Young Mexican cattle are imported, fattened and slaughtered in the U.S.,” he said, “then shipped back to Mexico in boxes. The [cattle sector] relationship is similar for the U.S. and Canada.” And as a rice farmer, he said that he watched NAFTA step Mexico’s import tariff on his commodity down to zero while American rice growers expanded from 9 percent to 21 percent the share of rice exports headed for Mexico – now by far their top foreign market.

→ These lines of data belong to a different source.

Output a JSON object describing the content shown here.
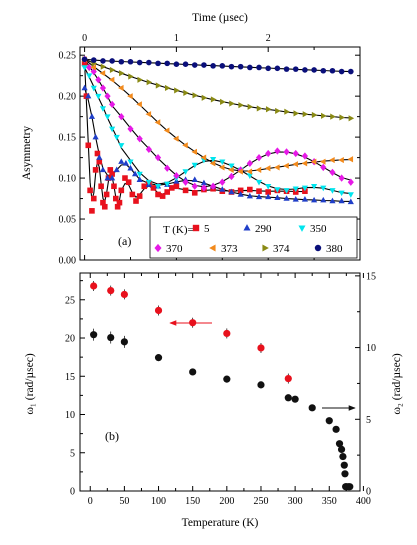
{
  "chart_data": [
    {
      "panel_label": "(a)",
      "type": "scatter",
      "xlabel": "Time (µsec)",
      "ylabel": "Asymmetry",
      "xlim": [
        -0.05,
        3.0
      ],
      "ylim": [
        0.0,
        0.26
      ],
      "xticks": [
        0,
        1,
        2
      ],
      "xtick_labels": [
        "0",
        "1",
        "2"
      ],
      "yticks": [
        0.0,
        0.05,
        0.1,
        0.15,
        0.2,
        0.25
      ],
      "ytick_labels": [
        "0.00",
        "0.05",
        "0.10",
        "0.15",
        "0.20",
        "0.25"
      ],
      "x_axis_position": "top",
      "legend_prefix": "T (K)=",
      "legend_position": "lower-right",
      "series": [
        {
          "name": "5",
          "marker": "square",
          "color": "#e8111d",
          "x": [
            0.0,
            0.02,
            0.04,
            0.06,
            0.08,
            0.1,
            0.12,
            0.14,
            0.16,
            0.18,
            0.2,
            0.22,
            0.24,
            0.26,
            0.28,
            0.3,
            0.32,
            0.34,
            0.36,
            0.38,
            0.4,
            0.44,
            0.48,
            0.52,
            0.56,
            0.6,
            0.65,
            0.7,
            0.75,
            0.8,
            0.85,
            0.9,
            0.95,
            1.0,
            1.1,
            1.2,
            1.3,
            1.4,
            1.5,
            1.6,
            1.7,
            1.8,
            1.9,
            2.0,
            2.1,
            2.2,
            2.3,
            2.4
          ],
          "y": [
            0.24,
            0.2,
            0.14,
            0.085,
            0.06,
            0.075,
            0.11,
            0.13,
            0.12,
            0.09,
            0.07,
            0.065,
            0.08,
            0.1,
            0.11,
            0.105,
            0.09,
            0.075,
            0.065,
            0.07,
            0.085,
            0.1,
            0.095,
            0.08,
            0.072,
            0.078,
            0.09,
            0.093,
            0.088,
            0.08,
            0.078,
            0.083,
            0.088,
            0.09,
            0.085,
            0.082,
            0.086,
            0.087,
            0.084,
            0.083,
            0.085,
            0.086,
            0.084,
            0.083,
            0.085,
            0.084,
            0.083,
            0.084
          ]
        },
        {
          "name": "290",
          "marker": "triangle-up",
          "color": "#1f3ec8",
          "x": [
            0.0,
            0.04,
            0.08,
            0.12,
            0.16,
            0.2,
            0.25,
            0.3,
            0.35,
            0.4,
            0.45,
            0.5,
            0.55,
            0.6,
            0.7,
            0.8,
            0.9,
            1.0,
            1.1,
            1.2,
            1.3,
            1.4,
            1.5,
            1.6,
            1.7,
            1.8,
            1.9,
            2.0,
            2.1,
            2.2,
            2.3,
            2.4,
            2.5,
            2.6,
            2.7,
            2.8,
            2.9
          ],
          "y": [
            0.21,
            0.2,
            0.175,
            0.15,
            0.125,
            0.11,
            0.1,
            0.1,
            0.11,
            0.12,
            0.118,
            0.112,
            0.105,
            0.098,
            0.092,
            0.09,
            0.092,
            0.096,
            0.098,
            0.098,
            0.094,
            0.09,
            0.086,
            0.083,
            0.08,
            0.078,
            0.077,
            0.077,
            0.076,
            0.075,
            0.074,
            0.074,
            0.073,
            0.073,
            0.072,
            0.072,
            0.071
          ]
        },
        {
          "name": "350",
          "marker": "triangle-down",
          "color": "#00e5ee",
          "x": [
            0.0,
            0.05,
            0.1,
            0.15,
            0.2,
            0.25,
            0.3,
            0.35,
            0.4,
            0.5,
            0.6,
            0.7,
            0.8,
            0.9,
            1.0,
            1.1,
            1.2,
            1.3,
            1.4,
            1.5,
            1.6,
            1.7,
            1.8,
            1.9,
            2.0,
            2.1,
            2.2,
            2.3,
            2.4,
            2.5,
            2.6,
            2.7,
            2.8,
            2.9
          ],
          "y": [
            0.235,
            0.225,
            0.21,
            0.2,
            0.185,
            0.175,
            0.16,
            0.15,
            0.14,
            0.12,
            0.105,
            0.095,
            0.09,
            0.093,
            0.1,
            0.108,
            0.116,
            0.122,
            0.123,
            0.12,
            0.115,
            0.11,
            0.103,
            0.095,
            0.09,
            0.086,
            0.085,
            0.087,
            0.088,
            0.09,
            0.088,
            0.085,
            0.082,
            0.08
          ]
        },
        {
          "name": "370",
          "marker": "diamond",
          "color": "#e619e6",
          "x": [
            0.0,
            0.05,
            0.1,
            0.15,
            0.2,
            0.25,
            0.3,
            0.4,
            0.5,
            0.6,
            0.7,
            0.8,
            0.9,
            1.0,
            1.1,
            1.2,
            1.3,
            1.4,
            1.5,
            1.6,
            1.7,
            1.8,
            1.9,
            2.0,
            2.1,
            2.2,
            2.3,
            2.4,
            2.5,
            2.6,
            2.7,
            2.8,
            2.9
          ],
          "y": [
            0.245,
            0.235,
            0.23,
            0.22,
            0.21,
            0.2,
            0.19,
            0.175,
            0.16,
            0.148,
            0.135,
            0.125,
            0.112,
            0.103,
            0.095,
            0.09,
            0.088,
            0.09,
            0.095,
            0.102,
            0.11,
            0.118,
            0.125,
            0.13,
            0.133,
            0.132,
            0.13,
            0.127,
            0.12,
            0.113,
            0.107,
            0.1,
            0.095
          ]
        },
        {
          "name": "373",
          "marker": "triangle-left",
          "color": "#f28a1c",
          "x": [
            0.0,
            0.1,
            0.2,
            0.3,
            0.4,
            0.5,
            0.6,
            0.7,
            0.8,
            0.9,
            1.0,
            1.1,
            1.2,
            1.3,
            1.4,
            1.5,
            1.6,
            1.7,
            1.8,
            1.9,
            2.0,
            2.1,
            2.2,
            2.3,
            2.4,
            2.5,
            2.6,
            2.7,
            2.8,
            2.9
          ],
          "y": [
            0.245,
            0.235,
            0.228,
            0.22,
            0.21,
            0.2,
            0.19,
            0.178,
            0.168,
            0.158,
            0.148,
            0.14,
            0.132,
            0.125,
            0.118,
            0.113,
            0.11,
            0.108,
            0.108,
            0.11,
            0.112,
            0.113,
            0.115,
            0.117,
            0.118,
            0.12,
            0.12,
            0.122,
            0.122,
            0.123
          ]
        },
        {
          "name": "374",
          "marker": "triangle-right",
          "color": "#8a8a14",
          "x": [
            0.0,
            0.1,
            0.2,
            0.3,
            0.4,
            0.5,
            0.6,
            0.7,
            0.8,
            0.9,
            1.0,
            1.1,
            1.2,
            1.3,
            1.4,
            1.5,
            1.6,
            1.7,
            1.8,
            1.9,
            2.0,
            2.1,
            2.2,
            2.3,
            2.4,
            2.5,
            2.6,
            2.7,
            2.8,
            2.9
          ],
          "y": [
            0.245,
            0.24,
            0.236,
            0.232,
            0.228,
            0.224,
            0.22,
            0.217,
            0.213,
            0.21,
            0.207,
            0.204,
            0.201,
            0.198,
            0.196,
            0.193,
            0.191,
            0.189,
            0.187,
            0.185,
            0.184,
            0.182,
            0.181,
            0.179,
            0.178,
            0.177,
            0.176,
            0.175,
            0.174,
            0.173
          ]
        },
        {
          "name": "380",
          "marker": "circle",
          "color": "#0a0f7a",
          "x": [
            0.0,
            0.1,
            0.2,
            0.3,
            0.4,
            0.5,
            0.6,
            0.7,
            0.8,
            0.9,
            1.0,
            1.1,
            1.2,
            1.3,
            1.4,
            1.5,
            1.6,
            1.7,
            1.8,
            1.9,
            2.0,
            2.1,
            2.2,
            2.3,
            2.4,
            2.5,
            2.6,
            2.7,
            2.8,
            2.9
          ],
          "y": [
            0.245,
            0.244,
            0.243,
            0.243,
            0.242,
            0.242,
            0.241,
            0.241,
            0.24,
            0.24,
            0.239,
            0.239,
            0.238,
            0.238,
            0.237,
            0.237,
            0.236,
            0.236,
            0.235,
            0.235,
            0.234,
            0.234,
            0.233,
            0.233,
            0.232,
            0.232,
            0.231,
            0.231,
            0.23,
            0.23
          ]
        }
      ]
    },
    {
      "panel_label": "(b)",
      "type": "scatter",
      "xlabel": "Temperature (K)",
      "ylabel": "ω₁ (rad/µsec)",
      "y2label": "ω₂ (rad/µsec)",
      "xlim": [
        -15,
        395
      ],
      "ylim": [
        0,
        28.5
      ],
      "y2lim": [
        0,
        15.2
      ],
      "xticks": [
        0,
        50,
        100,
        150,
        200,
        250,
        300,
        350,
        400
      ],
      "xtick_labels": [
        "0",
        "50",
        "100",
        "150",
        "200",
        "250",
        "300",
        "350",
        "400"
      ],
      "yticks": [
        0,
        5,
        10,
        15,
        20,
        25
      ],
      "ytick_labels": [
        "0",
        "5",
        "10",
        "15",
        "20",
        "25"
      ],
      "y2ticks": [
        0,
        5,
        10,
        15
      ],
      "y2tick_labels": [
        "0",
        "5",
        "10",
        "15"
      ],
      "series": [
        {
          "axis": "left",
          "marker": "circle",
          "color": "#e8111d",
          "x": [
            5,
            30,
            50,
            100,
            150,
            200,
            250,
            290
          ],
          "y": [
            26.8,
            26.2,
            25.7,
            23.6,
            22.0,
            20.6,
            18.7,
            14.7
          ]
        },
        {
          "axis": "right",
          "marker": "circle",
          "color": "#111111",
          "x": [
            5,
            30,
            50,
            100,
            150,
            200,
            250,
            290,
            300,
            325,
            350,
            360,
            365,
            368,
            370,
            372,
            373,
            374,
            375,
            378,
            380
          ],
          "y": [
            10.9,
            10.7,
            10.4,
            9.3,
            8.3,
            7.8,
            7.4,
            6.5,
            6.4,
            5.8,
            4.9,
            4.3,
            3.3,
            2.9,
            2.4,
            1.8,
            1.2,
            0.3,
            0.3,
            0.3,
            0.3
          ]
        }
      ]
    }
  ]
}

Others on the panel echoed Stallman’s points. Integration of the continent’s three big economies “has enabled a competitive U.S. manufacturing industry,” said Linda Dempsey, the National Association of Manufacturers’ vice president of international economic affairs. U.S. manufacturers have “tripled exports to Mexico and Canada since 1993,” she reported, and more than a third of American manufactured exports go to those two countries. “In fact,” she said, “84 percent of Mexico’s manufactured imports come from the United States, and 73 percent of Canada’s come from the United States.”

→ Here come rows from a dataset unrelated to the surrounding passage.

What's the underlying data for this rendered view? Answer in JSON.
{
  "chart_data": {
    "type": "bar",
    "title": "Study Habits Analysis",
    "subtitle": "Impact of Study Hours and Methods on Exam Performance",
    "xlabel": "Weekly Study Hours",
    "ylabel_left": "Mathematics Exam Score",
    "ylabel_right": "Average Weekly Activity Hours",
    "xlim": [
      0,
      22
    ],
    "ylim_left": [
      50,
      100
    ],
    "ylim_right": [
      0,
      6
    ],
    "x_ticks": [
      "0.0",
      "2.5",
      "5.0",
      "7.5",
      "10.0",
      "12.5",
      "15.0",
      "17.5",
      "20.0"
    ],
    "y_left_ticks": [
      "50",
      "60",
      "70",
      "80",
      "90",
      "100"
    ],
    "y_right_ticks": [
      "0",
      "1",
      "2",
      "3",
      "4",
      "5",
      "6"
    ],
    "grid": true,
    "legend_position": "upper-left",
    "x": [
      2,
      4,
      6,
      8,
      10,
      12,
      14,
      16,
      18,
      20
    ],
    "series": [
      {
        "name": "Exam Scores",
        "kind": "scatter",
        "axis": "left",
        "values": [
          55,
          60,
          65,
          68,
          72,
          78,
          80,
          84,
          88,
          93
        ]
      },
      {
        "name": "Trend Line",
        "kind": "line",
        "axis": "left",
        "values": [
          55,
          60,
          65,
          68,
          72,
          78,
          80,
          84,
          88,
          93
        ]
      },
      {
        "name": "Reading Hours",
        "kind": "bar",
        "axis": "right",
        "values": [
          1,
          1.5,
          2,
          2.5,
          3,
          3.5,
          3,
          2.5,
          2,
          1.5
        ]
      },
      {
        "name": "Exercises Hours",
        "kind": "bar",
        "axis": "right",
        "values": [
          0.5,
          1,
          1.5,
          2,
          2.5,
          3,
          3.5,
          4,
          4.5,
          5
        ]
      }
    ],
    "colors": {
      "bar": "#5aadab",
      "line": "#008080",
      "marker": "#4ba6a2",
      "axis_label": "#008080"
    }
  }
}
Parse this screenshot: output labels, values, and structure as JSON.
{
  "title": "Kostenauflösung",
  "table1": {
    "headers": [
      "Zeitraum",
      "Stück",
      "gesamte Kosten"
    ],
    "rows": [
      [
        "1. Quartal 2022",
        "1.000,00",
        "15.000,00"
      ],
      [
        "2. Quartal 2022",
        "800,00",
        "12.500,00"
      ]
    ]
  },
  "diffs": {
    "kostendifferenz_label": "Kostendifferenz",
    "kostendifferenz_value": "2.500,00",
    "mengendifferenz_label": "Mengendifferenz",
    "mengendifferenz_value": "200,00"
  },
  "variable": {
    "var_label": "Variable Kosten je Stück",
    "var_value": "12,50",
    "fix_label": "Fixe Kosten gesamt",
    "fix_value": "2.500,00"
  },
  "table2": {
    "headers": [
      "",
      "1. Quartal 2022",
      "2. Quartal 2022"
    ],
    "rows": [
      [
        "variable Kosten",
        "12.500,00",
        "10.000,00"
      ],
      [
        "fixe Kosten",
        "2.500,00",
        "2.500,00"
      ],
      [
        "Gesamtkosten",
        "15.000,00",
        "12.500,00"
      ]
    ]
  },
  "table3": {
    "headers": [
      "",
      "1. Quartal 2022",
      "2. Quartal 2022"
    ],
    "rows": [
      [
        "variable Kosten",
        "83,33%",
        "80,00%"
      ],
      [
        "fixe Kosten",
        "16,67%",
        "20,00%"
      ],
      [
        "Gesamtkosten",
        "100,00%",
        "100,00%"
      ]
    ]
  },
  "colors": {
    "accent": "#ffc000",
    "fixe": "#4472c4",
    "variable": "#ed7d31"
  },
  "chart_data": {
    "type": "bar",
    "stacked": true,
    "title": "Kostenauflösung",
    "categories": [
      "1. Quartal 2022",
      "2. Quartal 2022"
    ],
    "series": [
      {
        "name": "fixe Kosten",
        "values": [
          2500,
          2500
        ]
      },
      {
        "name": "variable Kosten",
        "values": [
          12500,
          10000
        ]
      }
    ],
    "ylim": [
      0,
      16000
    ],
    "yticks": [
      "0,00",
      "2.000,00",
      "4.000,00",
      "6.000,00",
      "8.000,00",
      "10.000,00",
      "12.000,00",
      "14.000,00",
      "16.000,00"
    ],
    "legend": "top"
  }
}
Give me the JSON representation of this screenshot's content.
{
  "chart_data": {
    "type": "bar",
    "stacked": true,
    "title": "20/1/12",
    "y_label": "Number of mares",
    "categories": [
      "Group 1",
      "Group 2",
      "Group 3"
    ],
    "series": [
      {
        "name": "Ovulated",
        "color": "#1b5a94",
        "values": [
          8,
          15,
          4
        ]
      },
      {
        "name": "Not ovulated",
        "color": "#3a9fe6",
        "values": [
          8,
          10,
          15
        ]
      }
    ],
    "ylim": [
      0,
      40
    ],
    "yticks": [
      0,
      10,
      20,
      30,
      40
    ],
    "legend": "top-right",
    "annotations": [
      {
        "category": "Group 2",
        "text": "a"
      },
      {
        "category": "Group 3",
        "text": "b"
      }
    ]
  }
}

What’s more, after 23 years of blending the three economies with NAFTA, Dempsey said, “over 43,000 manufacturing companies depend directly on imports from Mexico and Canada. Further, the U.S. will be much more challenged to find enough workers for manufacturing jobs than it is by oversupplies of workers: “Today there are more than 350,000 manufacturing jobs (that) go unfilled across the nation. In 10 years, we are forecast to have more than 2 million manufacturing jobs open and unfilled,” she said.

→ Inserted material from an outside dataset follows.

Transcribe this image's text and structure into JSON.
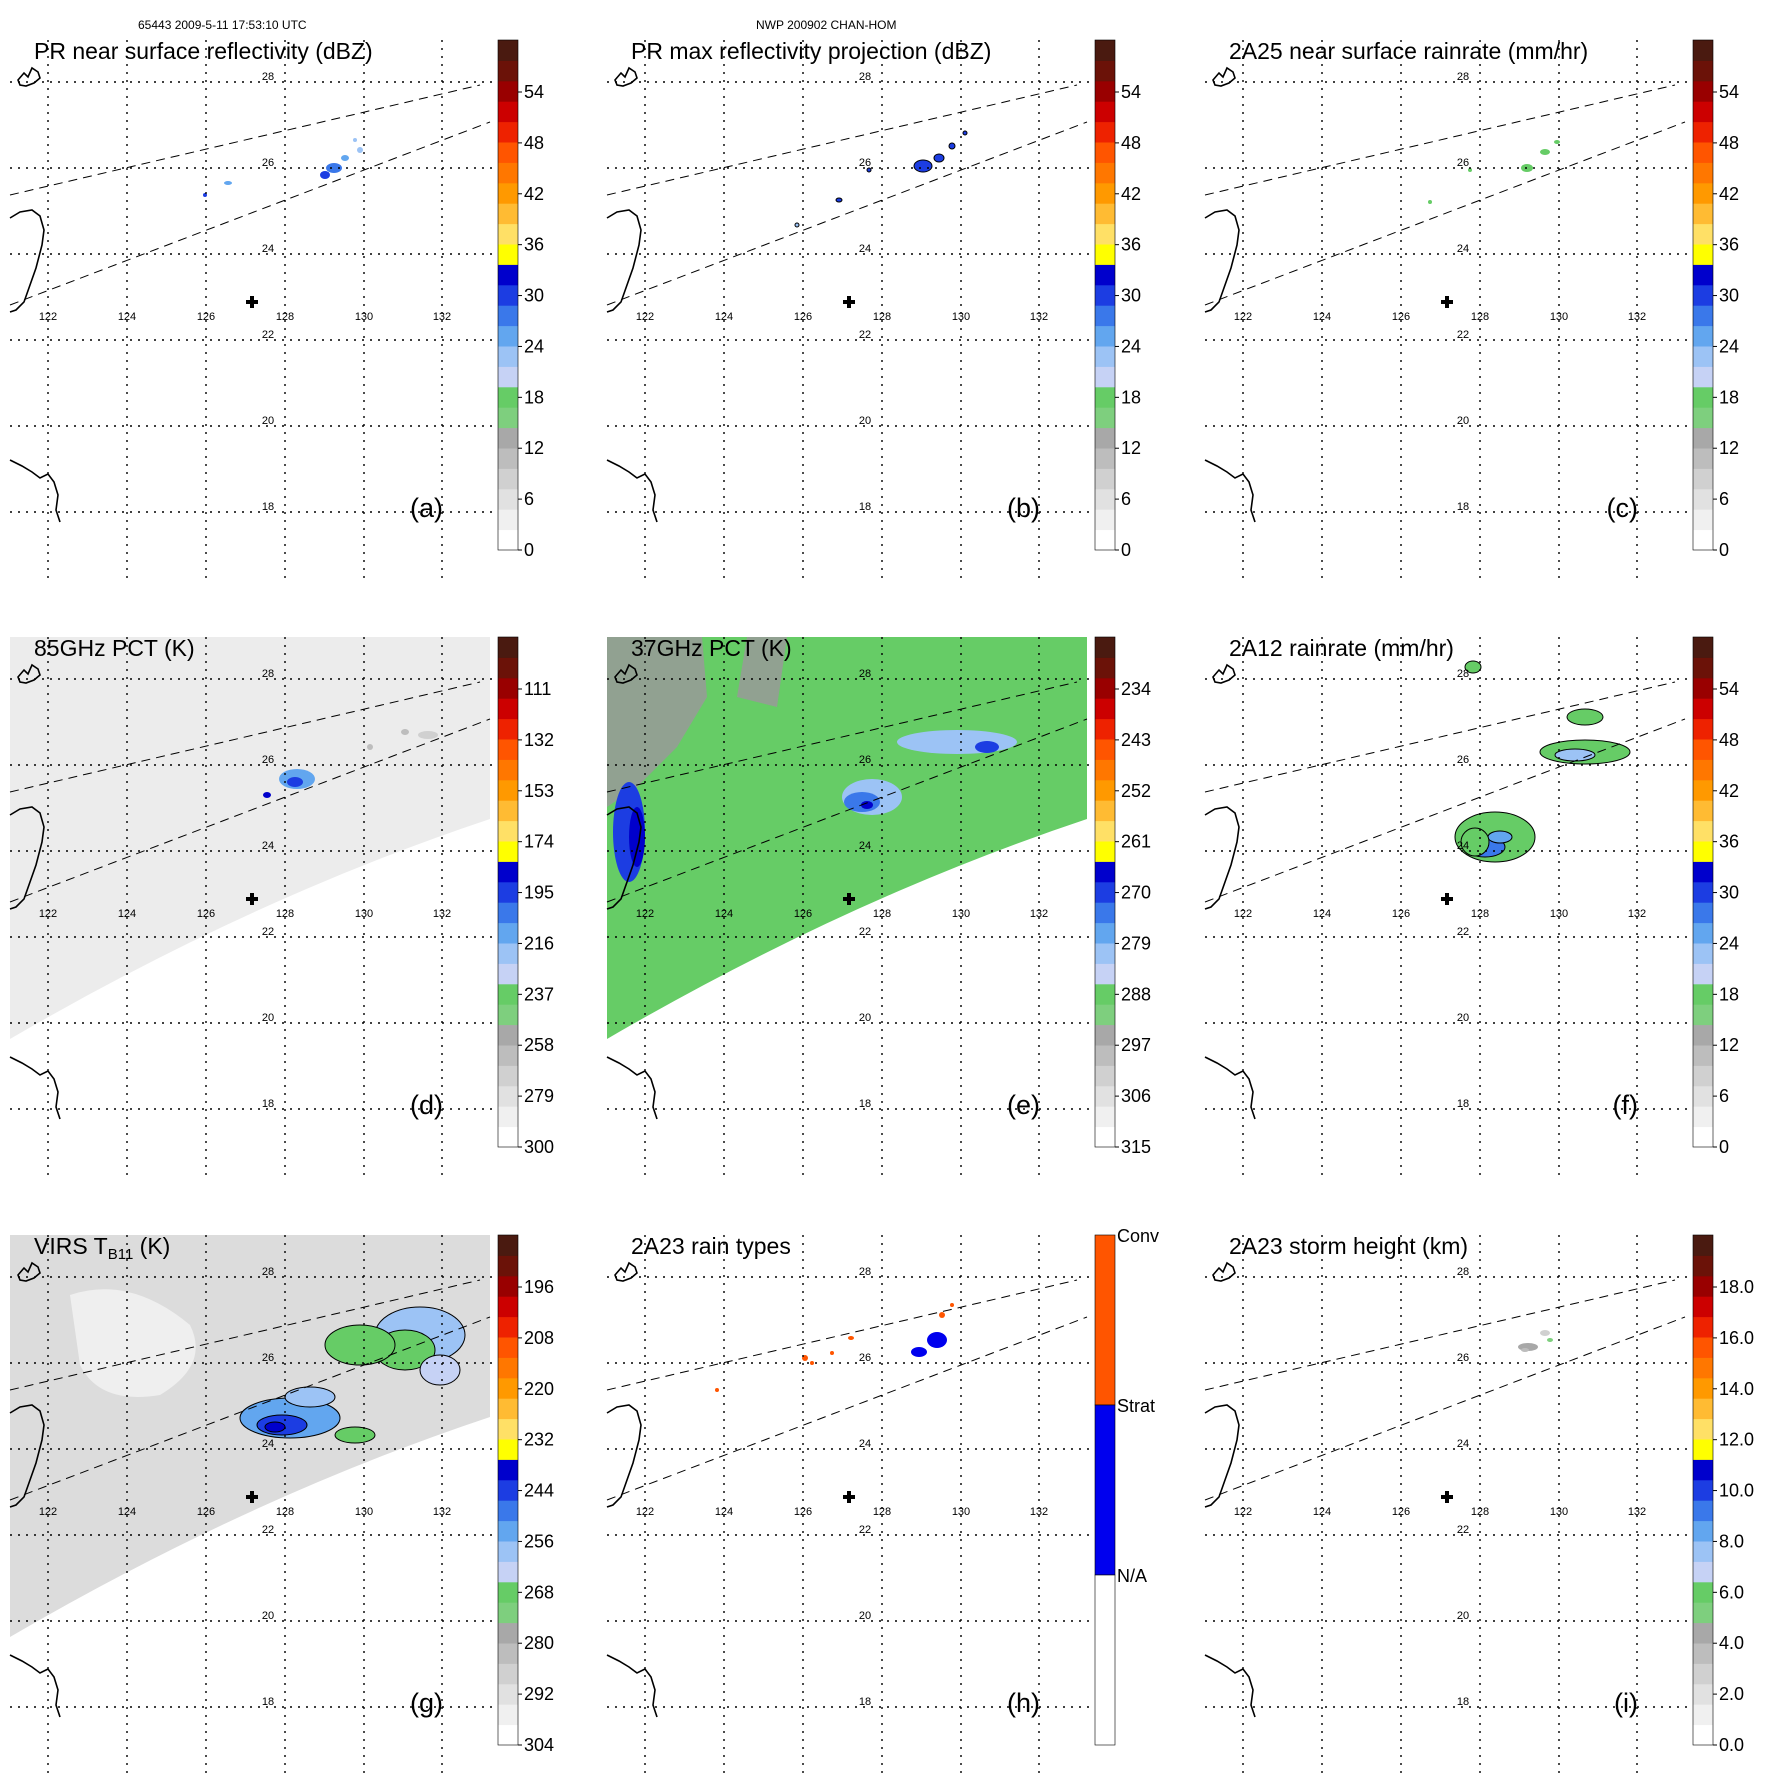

Melissa San Miguel, the Grocery Manufacturers Association’s global strategies director, also stressed the economic importance to North American economic integration. She pointed out that food and beverage makers are the largest employer in the U.S. manufacturing sector and that nearly half of all U.S. processed food and beverage products are destined for Mexico and Canada. For example, she said, 90 percent of Canada’s oat exports go to the U.S., where they are processed into countless products, with much of them shipped to Canada, Mexico and other foreign markets. draft executive order

All three speakers at Wednesday’s forum counseled strongly against killing the trade pact. And late Wednesday night, the White House released a statement saying the president had agreed not to terminate the deal. Instead, the statement said, the leaders of Canada and Mexico have agreed to "proceed swiftly" to renegotiate the agreement. Trump said he wants to "bring NAFTA up to date through renegotiation."

It is worth noting that NAFTA gives the United States much more preferential access to Mexico than it gives Mexico to the U.S.,” said Dempsey. So, “in the absence of NAFTA, U.S. manufacturers would face more than twice the tariffs as those Mexicans would face in the U.S.,” she said.

On the other hand, “A lot has changed since 1993,” she said, and “NAFTA is certainly in need of updating,” including market access for some products withheld by Mexico and Canada in the pact, better adherence to science-based rules for food safety, reciprocal access to government procurement markets, and so forth. NAFTA improvements might even spell some collaboration by the three countries to address unfair trade practices by China, she suggested.

As a first step, Stallman urges the U.S. administration to hold preliminary trilateral meetings with Mexico and Canada to look for ways to improve NAFTA, “and at the same time, don’t go backwards” and retract rules that are helping promote North American trade.

But, he said, “to make that happen, all industries are going to have to start stepping up more than what has happened so far,” pressuring Trump and Congress, and making a stronger case to the America public as to “why trade matters and why trade is good.”